Temples of Angkor Wat



Many of the temples of the area are Buddhist, but Angkor Wat is a Hindu temple dedicated to the God Vishnu. The temple is surrounded by a moat and encompasses an area of 1,500m by 1,300m (approximately 1 square mile). There are numerous smaller buildings that make up the Angkor Wat compound, and there is elaborate sculpture and carving on every surface. The bas-relief carvings show scenes from mythology, ancient battles, and other aspects of Khmer life. The 5 rounded towers give the temple a distinctive profile. Angkor Wat took 37 years to complete with a work force of more than 50,000 men. During the rule of the Khmer Rouge, most of the monks who lived in the temples were killed but the buildings themselves have remained for the most part, untouched.


Origins of Angkor Wat


The history of the region begins with the Funan civilization that arose in the first century A.D. The Angkor period began in 802 A.D when King Jayavarman II returned from exile in Java to reclaim his throne. He founded his capital as the city of Angkor. The city flourished and grew, but the temple of Angkor Wat was not built for another 200 years. It was Suryavarman II who had the Hindu temple constructed as his own burial shrine. Later ruler, Jayavarman VII continued building at Angkor and created countless monuments, shrines and temples within the city. So many years of construction has created a vast complex of sandstone buildings, often compared to the massive construction projects seen in ancient Egypt.

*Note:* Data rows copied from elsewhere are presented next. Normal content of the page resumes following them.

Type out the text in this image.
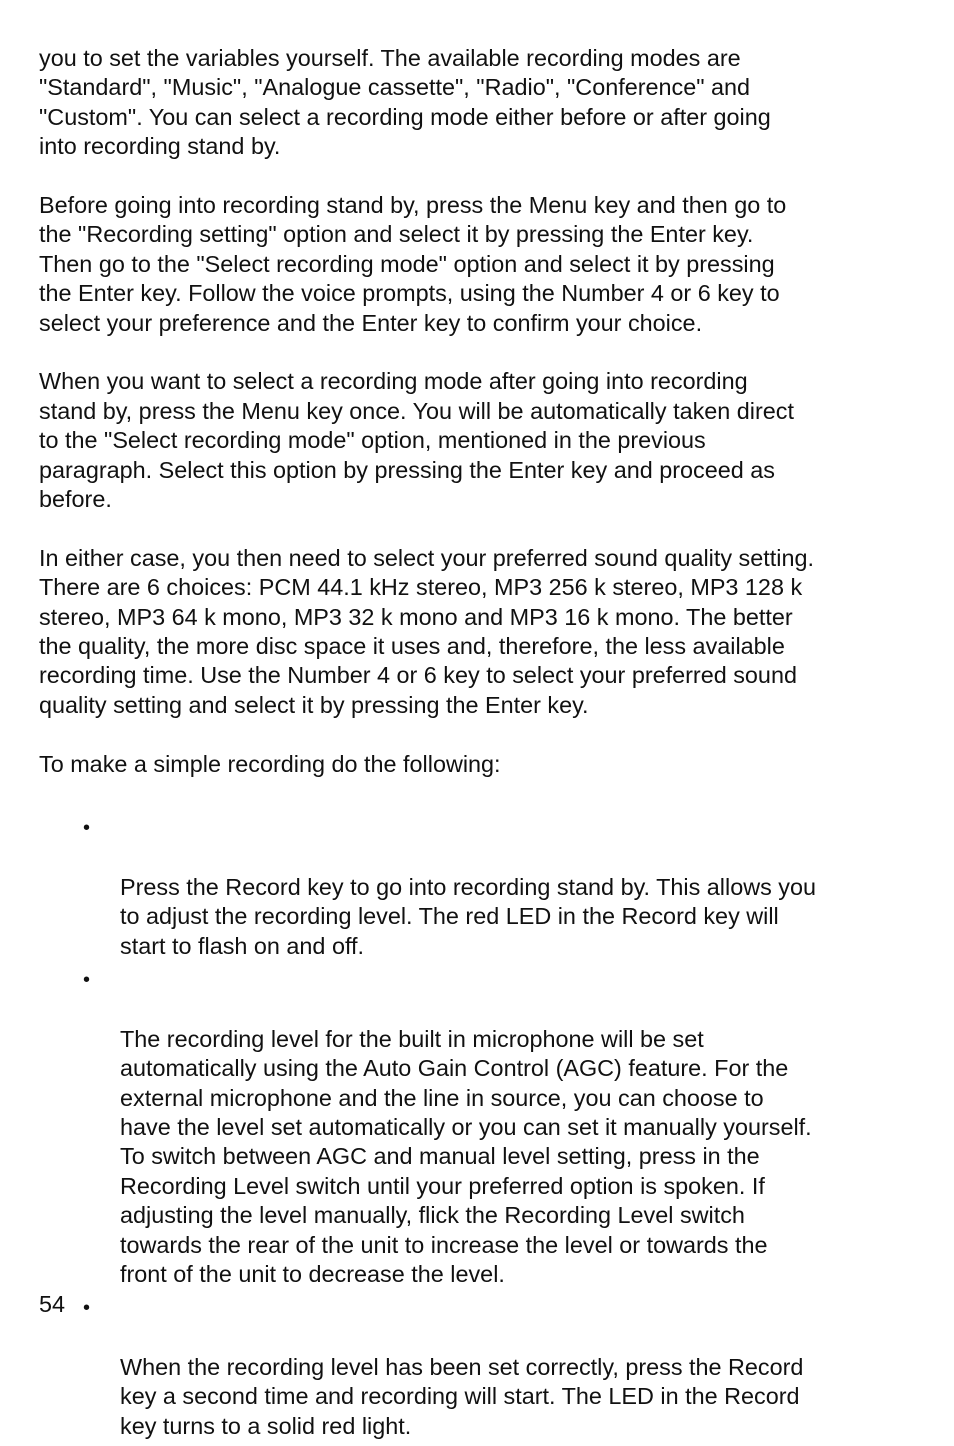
you to set the variables yourself. The available recording modes are
"Standard", "Music", "Analogue cassette", "Radio", "Conference" and
"Custom". You can select a recording mode either before or after going
into recording stand by.

Before going into recording stand by, press the Menu key and then go to
the "Recording setting" option and select it by pressing the Enter key.
Then go to the "Select recording mode" option and select it by pressing
the Enter key. Follow the voice prompts, using the Number 4 or 6 key to
select your preference and the Enter key to confirm your choice.

When you want to select a recording mode after going into recording
stand by, press the Menu key once. You will be automatically taken direct
to the "Select recording mode" option, mentioned in the previous
paragraph. Select this option by pressing the Enter key and proceed as
before.

In either case, you then need to select your preferred sound quality setting.
There are 6 choices: PCM 44.1 kHz stereo, MP3 256 k stereo, MP3 128 k
stereo, MP3 64 k mono, MP3 32 k mono and MP3 16 k mono. The better
the quality, the more disc space it uses and, therefore, the less available
recording time. Use the Number 4 or 6 key to select your preferred sound
quality setting and select it by pressing the Enter key.

To make a simple recording do the following:

•

Press the Record key to go into recording stand by. This allows you
to adjust the recording level. The red LED in the Record key will
start to flash on and off.

•

The recording level for the built in microphone will be set
automatically using the Auto Gain Control (AGC) feature. For the
external microphone and the line in source, you can choose to
have the level set automatically or you can set it manually yourself.
To switch between AGC and manual level setting, press in the
Recording Level switch until your preferred option is spoken. If
adjusting the level manually, flick the Recording Level switch
towards the rear of the unit to increase the level or towards the
front of the unit to decrease the level.

•

When the recording level has been set correctly, press the Record
key a second time and recording will start. The LED in the Record
key turns to a solid red light.

54
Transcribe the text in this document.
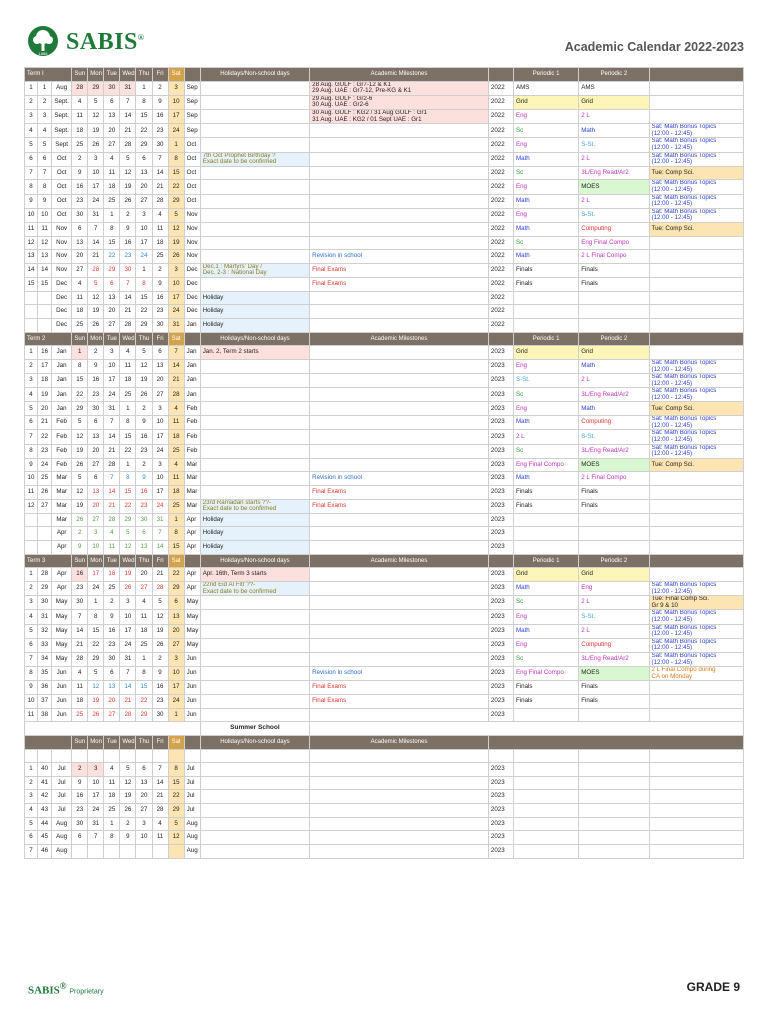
1886 SABIS®
Academic Calendar 2022-2023
Term I			Sun	Mon	Tue	Wed	Thu	Fri	Sat		Holidays/Non-school days	Academic Milestones		Periodic 1	Periodic 2	
1	1	Aug	28	29	30	31	1	2	3	Sep		28 Aug. GULF : Gr7-12 & K1
29 Aug. UAE : Gr7-12, Pre-KG & K1	2022	AMS	AMS	
2	2	Sept.	4	5	6	7	8	9	10	Sep		29 Aug. GULF : Gr2-6
30 Aug. UAE : Gr2-6	2022	Grid	Grid	
3	3	Sept.	11	12	13	14	15	16	17	Sep		30 Aug. GULF : KG2 / 31 Aug GULF : Gr1
31 Aug. UAE : KG2 / 01 Sept UAE : Gr1	2022	Eng	2 L	
4	4	Sept.	18	19	20	21	22	23	24	Sep			2022	Sc	Math	Sat: Math Bonus Topics
(12:00 - 12:45)
5	5	Sept	25	26	27	28	29	30	1	Oct			2022	Eng	S-St.	Sat: Math Bonus Topics
(12:00 - 12:45)
6	6	Oct	2	3	4	5	6	7	8	Oct	7th Oct Prophet Birthday ?
Exact date to be confirmed		2022	Math	2 L	Sat: Math Bonus Topics
(12:00 - 12:45)
7	7	Oct	9	10	11	12	13	14	15	Oct			2022	Sc	3L/Eng Read/Ar2	Tue: Comp Sci.
8	8	Oct	16	17	18	19	20	21	22	Oct			2022	Eng	MOES	Sat: Math Bonus Topics
(12:00 - 12:45)
9	9	Oct	23	24	25	26	27	28	29	Oct			2022	Math	2 L	Sat: Math Bonus Topics
(12:00 - 12:45)
10	10	Oct	30	31	1	2	3	4	5	Nov			2022	Eng	S-St.	Sat: Math Bonus Topics
(12:00 - 12:45)
11	11	Nov	6	7	8	9	10	11	12	Nov			2022	Math	Computing	Tue: Comp Sci.
12	12	Nov	13	14	15	16	17	18	19	Nov			2022	Sc	Eng Final Compo	
13	13	Nov	20	21	22	23	24	25	26	Nov		Revision in school	2022	Math	2 L Final Compo	
14	14	Nov	27	28	29	30	1	2	3	Dec	Dec.1 : Martyrs' Day /
Dec. 2-3 : National Day	Final Exams	2022	Finals	Finals	
15	15	Dec	4	5	6	7	8	9	10	Dec		Final Exams	2022	Finals	Finals	
		Dec	11	12	13	14	15	16	17	Dec	Holiday		2022			
		Dec	18	19	20	21	22	23	24	Dec	Holiday		2022			
		Dec	25	26	27	28	29	30	31	Jan	Holiday		2022			
Term 2			Sun	Mon	Tue	Wed	Thu	Fri	Sat		Holidays/Non-school days	Academic Milestones		Periodic 1	Periodic 2	
1	16	Jan	1	2	3	4	5	6	7	Jan	Jan. 2, Term 2 starts		2023	Grid	Grid	
2	17	Jan	8	9	10	11	12	13	14	Jan			2023	Eng	Math	Sat: Math Bonus Topics
(12:00 - 12:45)
3	18	Jan	15	16	17	18	19	20	21	Jan			2023	S-St.	2 L	Sat: Math Bonus Topics
(12:00 - 12:45)
4	19	Jan	22	23	24	25	26	27	28	Jan			2023	Sc	3L/Eng Read/Ar2	Sat: Math Bonus Topics
(12:00 - 12:45)
5	20	Jan	29	30	31	1	2	3	4	Feb			2023	Eng	Math	Tue: Comp Sci.
6	21	Feb	5	6	7	8	9	10	11	Feb			2023	Math	Computing	Sat: Math Bonus Topics
(12:00 - 12:45)
7	22	Feb	12	13	14	15	16	17	18	Feb			2023	2 L	S-St.	Sat: Math Bonus Topics
(12:00 - 12:45)
8	23	Feb	19	20	21	22	23	24	25	Feb			2023	Sc	3L/Eng Read/Ar2	Sat: Math Bonus Topics
(12:00 - 12:45)
9	24	Feb	26	27	28	1	2	3	4	Mar			2023	Eng Final Compo	MOES	Tue: Comp Sci.
10	25	Mar	5	6	7	8	9	10	11	Mar		Revision in school	2023	Math	2 L Final Compo	
11	26	Mar	12	13	14	15	16	17	18	Mar		Final Exams	2023	Finals	Finals	
12	27	Mar	19	20	21	22	23	24	25	Mar	23rd Ramadan starts ??-
Exact date to be confirmed	Final Exams	2023	Finals	Finals	
		Mar	26	27	28	29	30	31	1	Apr	Holiday		2023			
		Apr	2	3	4	5	6	7	8	Apr	Holiday		2023			
		Apr	9	10	11	12	13	14	15	Apr	Holiday		2023			
Term 3			Sun	Mon	Tue	Wed	Thu	Fri	Sat		Holidays/Non-school days	Academic Milestones		Periodic 1	Periodic 2	
1	28	Apr	16	17	18	19	20	21	22	Apr	Apr. 16th, Term 3 starts		2023	Grid	Grid	
2	29	Apr	23	24	25	26	27	28	29	Apr	22nd Eid Al Fitr ??-
Exact date to be confirmed		2023	Math	Eng	Sat: Math Bonus Topics
(12:00 - 12:45)
3	30	May	30	1	2	3	4	5	6	May			2023	Sc	2 L	Tue: Final Comp Sci.
Gr 9 & 10
4	31	May	7	8	9	10	11	12	13	May			2023	Eng	S-St.	Sat: Math Bonus Topics
(12:00 - 12:45)
5	32	May	14	15	16	17	18	19	20	May			2023	Math	2 L	Sat: Math Bonus Topics
(12:00 - 12:45)
6	33	May	21	22	23	24	25	26	27	May			2023	Eng	Computing	Sat: Math Bonus Topics
(12:00 - 12:45)
7	34	May	28	29	30	31	1	2	3	Jun			2023	Sc	3L/Eng Read/Ar2	Sat: Math Bonus Topics
(12:00 - 12:45)
8	35	Jun	4	5	6	7	8	9	10	Jun		Revision in school	2023	Eng Final Compo	MOES	2 L Final Compo during
CA on Monday
9	36	Jun	11	12	13	14	15	16	17	Jun		Final Exams	2023	Finals	Finals	
10	37	Jun	18	19	20	21	22	23	24	Jun		Final Exams	2023	Finals	Finals	
11	38	Jun	25	26	27	28	29	30	1	Jun			2023			
											Summer School					
			Sun	Mon	Tue	Wed	Thu	Fri	Sat		Holidays/Non-school days	Academic Milestones				

1	40	Jul	2	3	4	5	6	7	8	Jul			2023			
2	41	Jul	9	10	11	12	13	14	15	Jul			2023			
3	42	Jul	16	17	18	19	20	21	22	Jul			2023			
4	43	Jul	23	24	25	26	27	28	29	Jul			2023			
5	44	Aug	30	31	1	2	3	4	5	Aug			2023			
6	45	Aug	6	7	8	9	10	11	12	Aug			2023			
7	46	Aug								Aug			2023			
SABIS® Proprietary	GRADE 9
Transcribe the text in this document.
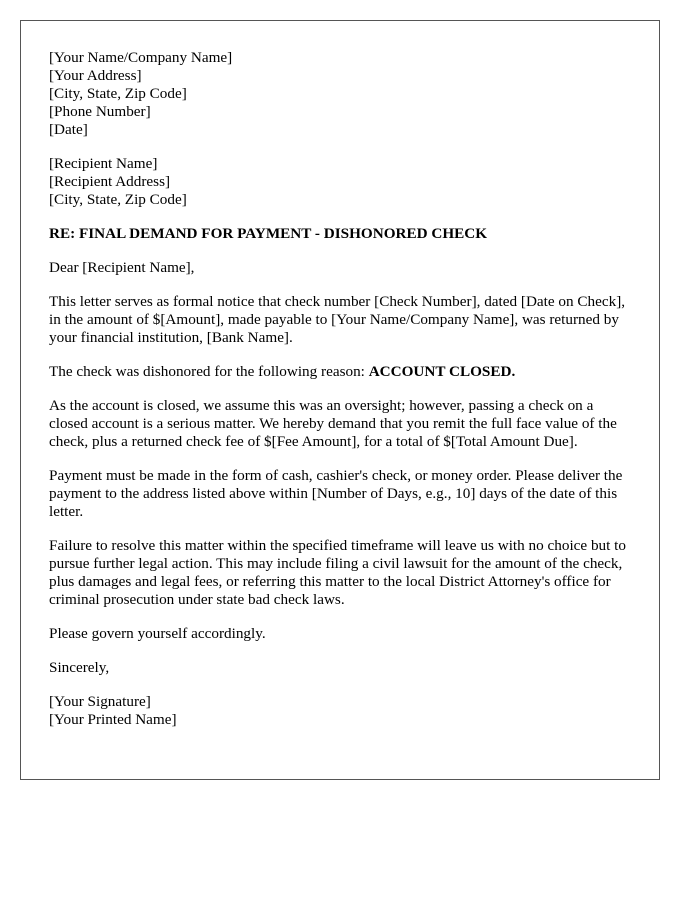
[Your Name/Company Name]
[Your Address]
[City, State, Zip Code]
[Phone Number]
[Date]
[Recipient Name]
[Recipient Address]
[City, State, Zip Code]
RE: FINAL DEMAND FOR PAYMENT - DISHONORED CHECK

Dear [Recipient Name],

This letter serves as formal notice that check number [Check Number], dated [Date on Check], in the amount of $[Amount], made payable to [Your Name/Company Name], was returned by your financial institution, [Bank Name].

The check was dishonored for the following reason: ACCOUNT CLOSED.

As the account is closed, we assume this was an oversight; however, passing a check on a closed account is a serious matter. We hereby demand that you remit the full face value of the check, plus a returned check fee of $[Fee Amount], for a total of $[Total Amount Due].

Payment must be made in the form of cash, cashier's check, or money order. Please deliver the payment to the address listed above within [Number of Days, e.g., 10] days of the date of this letter.

Failure to resolve this matter within the specified timeframe will leave us with no choice but to pursue further legal action. This may include filing a civil lawsuit for the amount of the check, plus damages and legal fees, or referring this matter to the local District Attorney's office for criminal prosecution under state bad check laws.

Please govern yourself accordingly.

Sincerely,

[Your Signature]
[Your Printed Name]
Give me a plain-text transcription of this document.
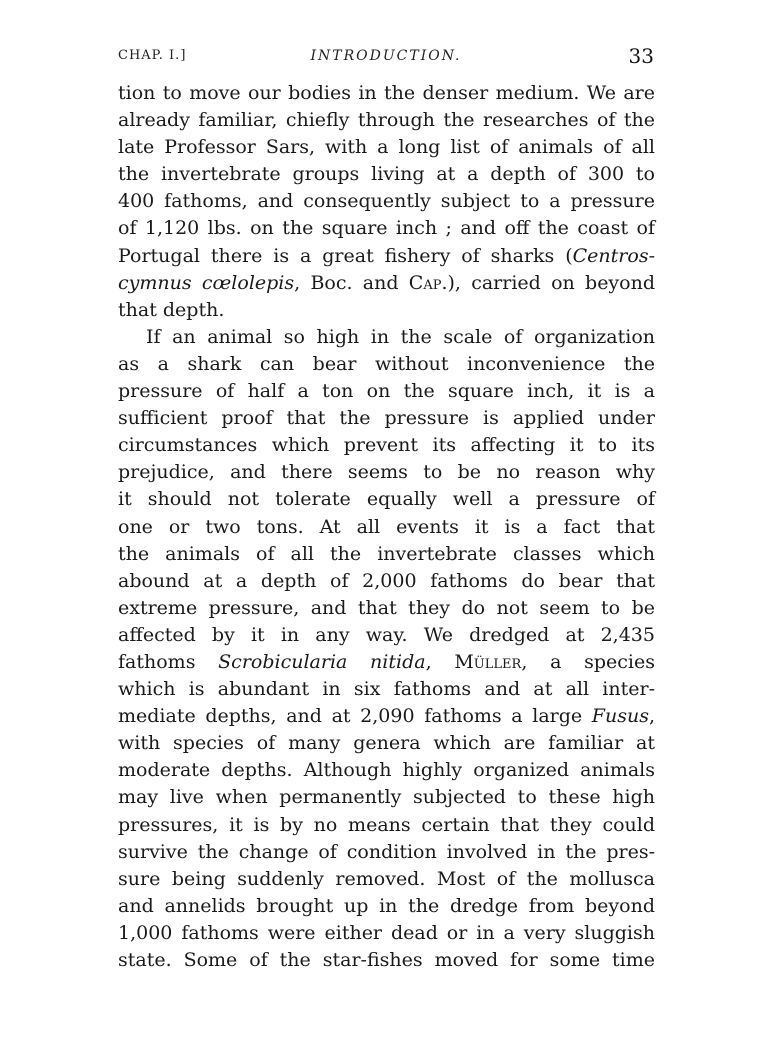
CHAP. I.]	INTRODUCTION.	33
tion to move our bodies in the denser medium. We are
already familiar, chiefly through the researches of the
late Professor Sars, with a long list of animals of all
the invertebrate groups living at a depth of 300 to
400 fathoms, and consequently subject to a pressure
of 1,120 lbs. on the square inch ; and off the coast of
Portugal there is a great fishery of sharks (Centros-
cymnus cœlolepis, Boc. and Cap.), carried on beyond
that depth.
If an animal so high in the scale of organization
as a shark can bear without inconvenience the
pressure of half a ton on the square inch, it is a
sufficient proof that the pressure is applied under
circumstances which prevent its affecting it to its
prejudice, and there seems to be no reason why
it should not tolerate equally well a pressure of
one or two tons. At all events it is a fact that
the animals of all the invertebrate classes which
abound at a depth of 2,000 fathoms do bear that
extreme pressure, and that they do not seem to be
affected by it in any way. We dredged at 2,435
fathoms Scrobicularia nitida, Müller, a species
which is abundant in six fathoms and at all inter-
mediate depths, and at 2,090 fathoms a large Fusus,
with species of many genera which are familiar at
moderate depths. Although highly organized animals
may live when permanently subjected to these high
pressures, it is by no means certain that they could
survive the change of condition involved in the pres-
sure being suddenly removed. Most of the mollusca
and annelids brought up in the dredge from beyond
1,000 fathoms were either dead or in a very sluggish
state. Some of the star-fishes moved for some time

Abandoned, then Rediscovered


Angkor was abandoned in the mid 1400s when the Thai armies invaded. With few records surviving from that time, there are no solid facts as to the historical events that took place. It's believed that the capital was moved to Phnom Penh around 1434.
The ruins of Angkor Wat were rediscovered in 1860 by a French botanist, Henri Mouhot, who was exploring the Cambodian jungles. This lost civilization was of great interest to Western archaeologists and historians who flocked to the site to learn more about the Khmer. Before the ruins were found, even the locals thought the existence of the temple city was likely a myth. Some who had seen the city said that it had been built by the Gods themselves.


Today, Angkor Wat temple is considered the largest religious structure in the world, and has been named a world heritage site. Restoration is ongoing, though unexploded land mines left over from the civil war are hindering efforts.